This is exactly the sort of mentality that led to Democrats thinking Hillary Clinton was a viable candidate.

Leftists all over the world spent the 2010s creating a coalition of the fringes, for whatever reason assuming that young majorities would not take notice. This was a very uncomfortable time to be a young man, even after Trump was elected. Young guys these days don’t have any expectation of being allowed to sit at the table, which is why they are so open about wanting to burn it all down now; a lot of them felt this way when Obama was president, too, but the risk of getting cancelled on Twitter still seemed like a serious threat back then.






Look, we can talk about how the political views of Democrats and Republicans shook out over the last 15 years but trying to dispute that the Tea Party was founded and fueled by an intense racism laser focused on Barack & Michelle Obama is like trying to argue the Civil War wasn't over slavery. This wasn't some liberal media spin, this was straight out of the mouths of prominent conservatives posting on their own websites and ranting on their own talk shows.

I was fascinated by these people in the '08-'12 era. I watched so much Fox News, listended to Sean Hannity and Rush Limbaugh, and kept up with Breitbart and The Drudge Report. I got so many free civics papers from my weird obsession. They were racist as hell. I saw it with my own eyes and heard it with my own ears. And it's not like it was just talking heads, conservative online spaces were worse.


> but trying to dispute that the Tea Party was founded and fueled by an intense racism laser focused on Barack & Michelle Obama

The statement I replied to was:

> It was a visceral emotional response to the most powerful man on earth being a black man.

This isn’t true. The racists you’re describing were (literally) dying out by the time Obama was elected. The resurgence of white identity politics in America was a reaction to a series of riots (e.g. Ferguson, Baltimore, Kenosha, Seattle, Minneapolis), affirmative action policies in higher education as well as in the public and private sectors, and renewed activity in the grievance industry (e.g. Anita Sarkeesian, Ibram Kendi, etc.).


> The racists you’re describing were (literally) dying out by the time Obama was elected. The resurgence of white identity politics in America was a reaction to a series of riots

This is both inaccurately describing the protests and also way off on timing – for example, Ferguson was 2014 but the white identity politics was on display before the first time he was elected.


> Ferguson was 2014

Obama was president in 2014.

> but the white identity politics was on display before the first time he was elected.

Among klansmen. These are the people I alluded to who were dying out. Young people and the general public at large didn’t take interest in these movements until the summer of 2015, and even then it was just a thing for the terminally-online until the latter half of Biden’s presidency.

There were plenty of off ramps throughout this whole period, leftists opted not to take them because they were operating under the assumption that they would be in control forever.

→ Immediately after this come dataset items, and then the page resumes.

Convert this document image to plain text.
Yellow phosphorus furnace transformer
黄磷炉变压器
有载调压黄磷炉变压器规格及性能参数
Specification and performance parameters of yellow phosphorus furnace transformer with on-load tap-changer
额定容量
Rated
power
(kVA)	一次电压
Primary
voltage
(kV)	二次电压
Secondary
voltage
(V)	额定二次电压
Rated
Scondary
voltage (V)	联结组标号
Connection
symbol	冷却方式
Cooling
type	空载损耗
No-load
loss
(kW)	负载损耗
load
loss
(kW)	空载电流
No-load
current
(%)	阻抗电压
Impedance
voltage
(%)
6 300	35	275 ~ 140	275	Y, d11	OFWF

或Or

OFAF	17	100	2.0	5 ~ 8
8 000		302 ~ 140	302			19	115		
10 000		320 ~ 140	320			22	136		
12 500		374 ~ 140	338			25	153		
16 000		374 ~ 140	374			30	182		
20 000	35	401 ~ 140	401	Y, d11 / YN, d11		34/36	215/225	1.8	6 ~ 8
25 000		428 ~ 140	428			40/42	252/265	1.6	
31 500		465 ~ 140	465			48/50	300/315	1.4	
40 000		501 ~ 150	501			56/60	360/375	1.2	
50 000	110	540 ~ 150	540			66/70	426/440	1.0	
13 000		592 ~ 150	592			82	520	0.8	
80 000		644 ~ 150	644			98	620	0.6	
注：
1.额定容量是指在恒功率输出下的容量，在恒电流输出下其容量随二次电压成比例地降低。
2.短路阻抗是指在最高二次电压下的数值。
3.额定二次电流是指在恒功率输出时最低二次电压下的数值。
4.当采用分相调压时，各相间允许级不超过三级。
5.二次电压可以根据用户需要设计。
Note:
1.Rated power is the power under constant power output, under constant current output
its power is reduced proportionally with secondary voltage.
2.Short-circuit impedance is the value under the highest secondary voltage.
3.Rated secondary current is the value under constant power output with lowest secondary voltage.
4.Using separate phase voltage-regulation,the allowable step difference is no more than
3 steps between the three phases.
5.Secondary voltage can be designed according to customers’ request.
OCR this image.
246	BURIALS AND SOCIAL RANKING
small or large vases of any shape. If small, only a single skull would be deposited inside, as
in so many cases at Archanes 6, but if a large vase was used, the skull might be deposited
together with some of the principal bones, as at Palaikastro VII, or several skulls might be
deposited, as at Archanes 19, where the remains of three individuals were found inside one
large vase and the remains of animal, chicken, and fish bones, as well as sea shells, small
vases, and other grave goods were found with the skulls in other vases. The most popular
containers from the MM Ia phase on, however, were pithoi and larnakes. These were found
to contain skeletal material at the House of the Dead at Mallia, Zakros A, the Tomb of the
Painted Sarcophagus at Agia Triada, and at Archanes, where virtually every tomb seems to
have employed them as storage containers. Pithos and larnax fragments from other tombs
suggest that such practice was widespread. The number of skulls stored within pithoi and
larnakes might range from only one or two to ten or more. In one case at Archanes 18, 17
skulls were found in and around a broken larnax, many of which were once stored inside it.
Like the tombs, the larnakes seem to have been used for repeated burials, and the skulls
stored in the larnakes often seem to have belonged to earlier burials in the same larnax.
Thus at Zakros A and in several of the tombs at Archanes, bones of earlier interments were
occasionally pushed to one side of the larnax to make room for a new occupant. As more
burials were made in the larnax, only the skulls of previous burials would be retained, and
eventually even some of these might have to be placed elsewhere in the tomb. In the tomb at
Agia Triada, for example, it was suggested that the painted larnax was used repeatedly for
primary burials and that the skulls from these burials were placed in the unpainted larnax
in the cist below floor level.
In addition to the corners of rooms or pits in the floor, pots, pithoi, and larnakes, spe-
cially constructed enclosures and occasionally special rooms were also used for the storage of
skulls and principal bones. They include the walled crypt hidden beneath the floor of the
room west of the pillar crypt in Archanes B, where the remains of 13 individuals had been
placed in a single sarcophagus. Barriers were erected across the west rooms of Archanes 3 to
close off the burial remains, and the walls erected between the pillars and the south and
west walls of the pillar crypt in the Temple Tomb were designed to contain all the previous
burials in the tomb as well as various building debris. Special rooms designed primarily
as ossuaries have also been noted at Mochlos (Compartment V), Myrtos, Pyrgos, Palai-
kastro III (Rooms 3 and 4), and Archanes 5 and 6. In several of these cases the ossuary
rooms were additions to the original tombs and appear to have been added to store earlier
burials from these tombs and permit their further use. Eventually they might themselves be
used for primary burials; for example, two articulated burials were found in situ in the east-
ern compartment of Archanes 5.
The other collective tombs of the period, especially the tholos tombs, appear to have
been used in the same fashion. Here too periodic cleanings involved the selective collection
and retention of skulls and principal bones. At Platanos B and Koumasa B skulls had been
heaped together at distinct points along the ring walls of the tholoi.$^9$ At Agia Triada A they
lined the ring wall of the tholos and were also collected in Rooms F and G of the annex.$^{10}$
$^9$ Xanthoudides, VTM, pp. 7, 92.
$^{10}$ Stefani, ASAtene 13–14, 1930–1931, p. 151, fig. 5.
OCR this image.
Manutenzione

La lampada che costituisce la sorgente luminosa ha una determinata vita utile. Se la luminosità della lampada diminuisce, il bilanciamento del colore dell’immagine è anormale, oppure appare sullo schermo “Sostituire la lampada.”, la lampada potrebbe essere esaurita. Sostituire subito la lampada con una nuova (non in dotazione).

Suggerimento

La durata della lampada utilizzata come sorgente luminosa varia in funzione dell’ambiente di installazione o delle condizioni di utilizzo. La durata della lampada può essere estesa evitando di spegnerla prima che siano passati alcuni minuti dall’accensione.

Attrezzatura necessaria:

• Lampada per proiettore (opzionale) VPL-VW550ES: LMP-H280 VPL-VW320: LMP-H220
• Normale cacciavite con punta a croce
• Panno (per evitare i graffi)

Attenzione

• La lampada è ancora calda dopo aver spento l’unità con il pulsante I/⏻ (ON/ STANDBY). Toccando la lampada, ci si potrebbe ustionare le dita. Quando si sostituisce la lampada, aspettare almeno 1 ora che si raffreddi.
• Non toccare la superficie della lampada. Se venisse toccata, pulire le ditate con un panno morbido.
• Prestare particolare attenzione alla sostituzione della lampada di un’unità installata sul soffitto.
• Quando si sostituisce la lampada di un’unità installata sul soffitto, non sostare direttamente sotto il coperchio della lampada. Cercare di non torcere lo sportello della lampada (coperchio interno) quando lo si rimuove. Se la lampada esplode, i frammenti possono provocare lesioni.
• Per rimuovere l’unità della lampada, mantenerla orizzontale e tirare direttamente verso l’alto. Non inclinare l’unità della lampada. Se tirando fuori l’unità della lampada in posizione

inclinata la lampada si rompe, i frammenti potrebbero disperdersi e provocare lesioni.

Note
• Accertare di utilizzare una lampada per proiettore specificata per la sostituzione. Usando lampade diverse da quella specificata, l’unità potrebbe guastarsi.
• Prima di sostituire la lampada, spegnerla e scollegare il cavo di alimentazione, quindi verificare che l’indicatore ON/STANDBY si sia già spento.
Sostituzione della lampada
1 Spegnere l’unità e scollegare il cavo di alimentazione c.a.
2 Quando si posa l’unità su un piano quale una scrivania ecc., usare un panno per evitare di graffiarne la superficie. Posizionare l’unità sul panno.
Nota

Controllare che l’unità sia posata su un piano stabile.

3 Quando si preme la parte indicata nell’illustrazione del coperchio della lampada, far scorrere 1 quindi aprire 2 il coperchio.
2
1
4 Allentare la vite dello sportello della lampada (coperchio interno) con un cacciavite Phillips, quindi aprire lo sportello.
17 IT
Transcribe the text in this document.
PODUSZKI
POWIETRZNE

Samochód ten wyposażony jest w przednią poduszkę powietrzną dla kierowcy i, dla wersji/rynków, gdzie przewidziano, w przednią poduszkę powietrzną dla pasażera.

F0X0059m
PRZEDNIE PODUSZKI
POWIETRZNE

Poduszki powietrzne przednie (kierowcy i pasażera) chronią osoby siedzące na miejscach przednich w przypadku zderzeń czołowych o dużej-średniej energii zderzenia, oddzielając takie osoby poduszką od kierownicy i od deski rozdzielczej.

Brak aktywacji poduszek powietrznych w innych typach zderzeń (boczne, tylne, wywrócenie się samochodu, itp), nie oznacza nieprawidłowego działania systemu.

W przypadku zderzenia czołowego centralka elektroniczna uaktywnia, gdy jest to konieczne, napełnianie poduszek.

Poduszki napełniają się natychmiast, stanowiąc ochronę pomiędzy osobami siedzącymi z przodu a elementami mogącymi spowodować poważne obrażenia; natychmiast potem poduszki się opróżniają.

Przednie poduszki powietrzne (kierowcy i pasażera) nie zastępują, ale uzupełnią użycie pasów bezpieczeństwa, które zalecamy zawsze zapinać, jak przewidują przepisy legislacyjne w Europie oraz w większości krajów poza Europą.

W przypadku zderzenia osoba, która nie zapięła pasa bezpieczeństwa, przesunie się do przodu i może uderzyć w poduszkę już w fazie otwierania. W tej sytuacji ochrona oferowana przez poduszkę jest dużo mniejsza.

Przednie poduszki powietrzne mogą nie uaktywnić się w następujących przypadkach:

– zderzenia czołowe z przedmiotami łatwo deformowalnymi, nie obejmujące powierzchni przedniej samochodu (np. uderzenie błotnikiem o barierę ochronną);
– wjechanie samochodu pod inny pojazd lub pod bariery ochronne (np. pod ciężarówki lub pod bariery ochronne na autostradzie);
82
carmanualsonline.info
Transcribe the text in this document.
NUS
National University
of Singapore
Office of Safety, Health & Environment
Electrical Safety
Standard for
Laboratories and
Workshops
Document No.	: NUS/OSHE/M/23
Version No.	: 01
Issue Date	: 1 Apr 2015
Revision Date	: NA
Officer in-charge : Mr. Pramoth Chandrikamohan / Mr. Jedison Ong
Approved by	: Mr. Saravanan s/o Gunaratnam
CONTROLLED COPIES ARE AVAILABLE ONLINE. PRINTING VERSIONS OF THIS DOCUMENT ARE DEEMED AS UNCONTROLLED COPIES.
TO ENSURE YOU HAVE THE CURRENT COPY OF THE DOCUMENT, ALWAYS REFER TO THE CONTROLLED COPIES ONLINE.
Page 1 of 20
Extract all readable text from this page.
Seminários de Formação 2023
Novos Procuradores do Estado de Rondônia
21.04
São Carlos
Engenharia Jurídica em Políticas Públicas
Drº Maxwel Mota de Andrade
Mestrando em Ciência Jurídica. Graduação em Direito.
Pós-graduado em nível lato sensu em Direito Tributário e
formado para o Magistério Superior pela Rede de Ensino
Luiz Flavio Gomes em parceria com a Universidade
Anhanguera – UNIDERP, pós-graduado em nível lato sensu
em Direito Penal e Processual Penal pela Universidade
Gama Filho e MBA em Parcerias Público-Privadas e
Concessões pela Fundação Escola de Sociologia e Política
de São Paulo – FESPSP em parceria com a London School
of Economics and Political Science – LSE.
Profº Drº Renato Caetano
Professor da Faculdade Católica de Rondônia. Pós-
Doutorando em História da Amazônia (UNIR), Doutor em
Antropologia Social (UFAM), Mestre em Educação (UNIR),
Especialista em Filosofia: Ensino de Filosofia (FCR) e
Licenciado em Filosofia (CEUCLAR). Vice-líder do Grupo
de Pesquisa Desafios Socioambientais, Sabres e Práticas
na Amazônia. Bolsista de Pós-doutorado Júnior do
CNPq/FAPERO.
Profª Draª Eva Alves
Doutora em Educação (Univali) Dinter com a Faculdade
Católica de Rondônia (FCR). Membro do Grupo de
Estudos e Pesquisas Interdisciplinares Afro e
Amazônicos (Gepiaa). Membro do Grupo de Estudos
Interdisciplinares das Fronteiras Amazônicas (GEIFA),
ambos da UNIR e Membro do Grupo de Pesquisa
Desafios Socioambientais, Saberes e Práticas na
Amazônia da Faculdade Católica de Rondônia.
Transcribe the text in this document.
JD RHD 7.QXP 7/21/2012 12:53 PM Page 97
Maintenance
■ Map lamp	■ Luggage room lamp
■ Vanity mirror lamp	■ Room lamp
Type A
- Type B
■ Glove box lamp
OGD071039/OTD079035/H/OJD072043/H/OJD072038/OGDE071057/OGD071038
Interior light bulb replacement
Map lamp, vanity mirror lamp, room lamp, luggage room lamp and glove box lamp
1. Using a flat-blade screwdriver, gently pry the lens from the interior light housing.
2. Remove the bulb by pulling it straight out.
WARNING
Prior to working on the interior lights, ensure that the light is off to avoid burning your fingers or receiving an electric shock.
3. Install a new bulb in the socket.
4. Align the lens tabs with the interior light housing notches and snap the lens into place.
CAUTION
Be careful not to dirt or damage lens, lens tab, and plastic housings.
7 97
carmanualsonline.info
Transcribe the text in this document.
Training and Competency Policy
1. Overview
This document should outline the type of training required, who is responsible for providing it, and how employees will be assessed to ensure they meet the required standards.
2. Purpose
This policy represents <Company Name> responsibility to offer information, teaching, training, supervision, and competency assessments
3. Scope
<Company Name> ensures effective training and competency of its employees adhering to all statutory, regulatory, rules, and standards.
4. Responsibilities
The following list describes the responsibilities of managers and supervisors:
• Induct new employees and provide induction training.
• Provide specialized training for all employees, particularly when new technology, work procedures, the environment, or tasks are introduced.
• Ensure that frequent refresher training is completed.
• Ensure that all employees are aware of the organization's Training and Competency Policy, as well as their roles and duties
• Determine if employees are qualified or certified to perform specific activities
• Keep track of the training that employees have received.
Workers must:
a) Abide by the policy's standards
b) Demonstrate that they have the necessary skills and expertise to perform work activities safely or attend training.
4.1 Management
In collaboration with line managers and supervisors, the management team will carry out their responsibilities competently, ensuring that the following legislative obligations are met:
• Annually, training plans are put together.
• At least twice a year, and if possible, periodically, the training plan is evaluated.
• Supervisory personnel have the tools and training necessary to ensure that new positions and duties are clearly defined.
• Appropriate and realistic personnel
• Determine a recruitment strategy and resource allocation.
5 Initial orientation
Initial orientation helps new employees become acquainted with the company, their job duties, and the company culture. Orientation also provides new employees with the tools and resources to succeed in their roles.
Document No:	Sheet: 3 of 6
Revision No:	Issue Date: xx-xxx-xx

> Obama was president in 2014.

Yes, and had been since 2009. I’m still not sure how you expect the racist backlash starting in 2008 to have been triggered by time travelers from 2014. People were threatening to lynch him before he was sworn in and the mainstream Republican Party leaders weren’t willing to give those people the treatment David Duke got in the 90s - McConnell tried to spin all of that “one term president” talk as solely about policy but all of the context made it quite clear that they wouldn’t have been so motivated for, say, Kerry.


> the racist backlash starting in 2008

I’m denying that this was a significant force in American politics until the latter half of Obama’s presidency. These people existed; they were not influential.

> McConnell tried to spin all of that “one term president” talk as solely about policy but all of the context made it quite clear that they wouldn’t have been so motivated for, say, Kerry.

What context are you referring to? Would you attribute black Republicans like Condoleezza Rice and Colin Powell to political tokenism intended to appeal to black voters? I know that the prevailing sentiment (among the media I consumed back then, anyways) was that George Bush was a racist who hated black and brown people, but looking back, I just don’t see it. That element of American society doesn’t look influential until the late 2010s and early 2020s when Thiel started buying his way in, and by that point it’s an entirely different cohort.